Physicians know the importance of screening everyone in a risk category regardless of how they appear.  I don’t decide that someone doesn’t look like a smoker and therefore not ask about their tobacco habits.  Food insecurity exacerbates existing disease and increases the risk for poor health.  Those struggling with food insecurity may be forced to make trade-offs between food, medicine, and other basic necessities.  To improve patient health, it is critical to screen for food insecurity to identify at-risk patients and then connect at-risk patients to the federal nutrition programs like SNAP and to emergency food providers.

Any change in life circumstance can increase food insecurity.  One of my patients with newly diagnosed diabetes found himself food insecure for the first time because he was paying for medications, labwork, and doctor visits at the same time as he was removing inexpensive carbs from his diet and replacing them with more costly whole foods.  Suddenly, he was faced with the choice of buying medication or buying food.

New Course – Screen & Intervene: Addressing Food Insecurity Among Older Adults

Health care clinicians already ask patients so many personal questions, yet often feel uncomfortable or unprepared to talk about food insecurity – which is one reason I am so excited about the new course that FRAC and the AARP Foundation created.  Health care providers and community-based partners can learn how to screen adults age 50 and older for food insecurity and connect them to key nutrition resources. While the course focuses on adults 50+, much of the information and many of the strategies are relevant across the lifespan.
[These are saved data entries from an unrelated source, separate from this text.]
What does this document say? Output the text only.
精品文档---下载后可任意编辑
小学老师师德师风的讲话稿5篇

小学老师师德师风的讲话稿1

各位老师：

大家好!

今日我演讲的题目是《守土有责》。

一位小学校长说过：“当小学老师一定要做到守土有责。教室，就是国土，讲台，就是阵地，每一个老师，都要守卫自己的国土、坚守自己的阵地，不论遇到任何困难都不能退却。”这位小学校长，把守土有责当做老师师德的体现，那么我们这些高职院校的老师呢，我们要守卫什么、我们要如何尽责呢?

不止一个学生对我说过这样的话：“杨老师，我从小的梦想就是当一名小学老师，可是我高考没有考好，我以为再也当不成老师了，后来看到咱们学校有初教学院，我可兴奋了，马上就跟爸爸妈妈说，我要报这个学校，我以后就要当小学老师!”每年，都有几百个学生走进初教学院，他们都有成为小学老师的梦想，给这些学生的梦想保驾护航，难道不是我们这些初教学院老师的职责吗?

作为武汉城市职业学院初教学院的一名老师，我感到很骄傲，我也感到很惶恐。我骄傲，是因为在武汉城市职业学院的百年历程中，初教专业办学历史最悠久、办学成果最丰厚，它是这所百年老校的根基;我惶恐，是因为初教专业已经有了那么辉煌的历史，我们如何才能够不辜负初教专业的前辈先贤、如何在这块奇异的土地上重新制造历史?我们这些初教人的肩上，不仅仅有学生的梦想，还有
Those taking the free, 1-hour course will learn how to:

  • define food insecurity;
  • identify the risk factors for food insecurity among older adults;
  • identify the negative health outcomes that food-insecure patients may face;
  • use the Hunger Vital Sign™ screening tool; and
  • connect individuals to the Supplemental Nutrition Assistance Program (SNAP), other nutrition resources, and community partners.

The course also includes a number of free, downloadable resources, including posters and charts that are ready to use in clinical settings.  I encourage everyone in a position to screen and refer patients to needed resources to take the course so food insecurity can be effectively addressed in more health care settings across the nation.

FRAC and the AARP Foundation wish to thank Dr. Dickinson and Kaiser Permanente for permission to include a video featuring Dr. Dickinson in the course.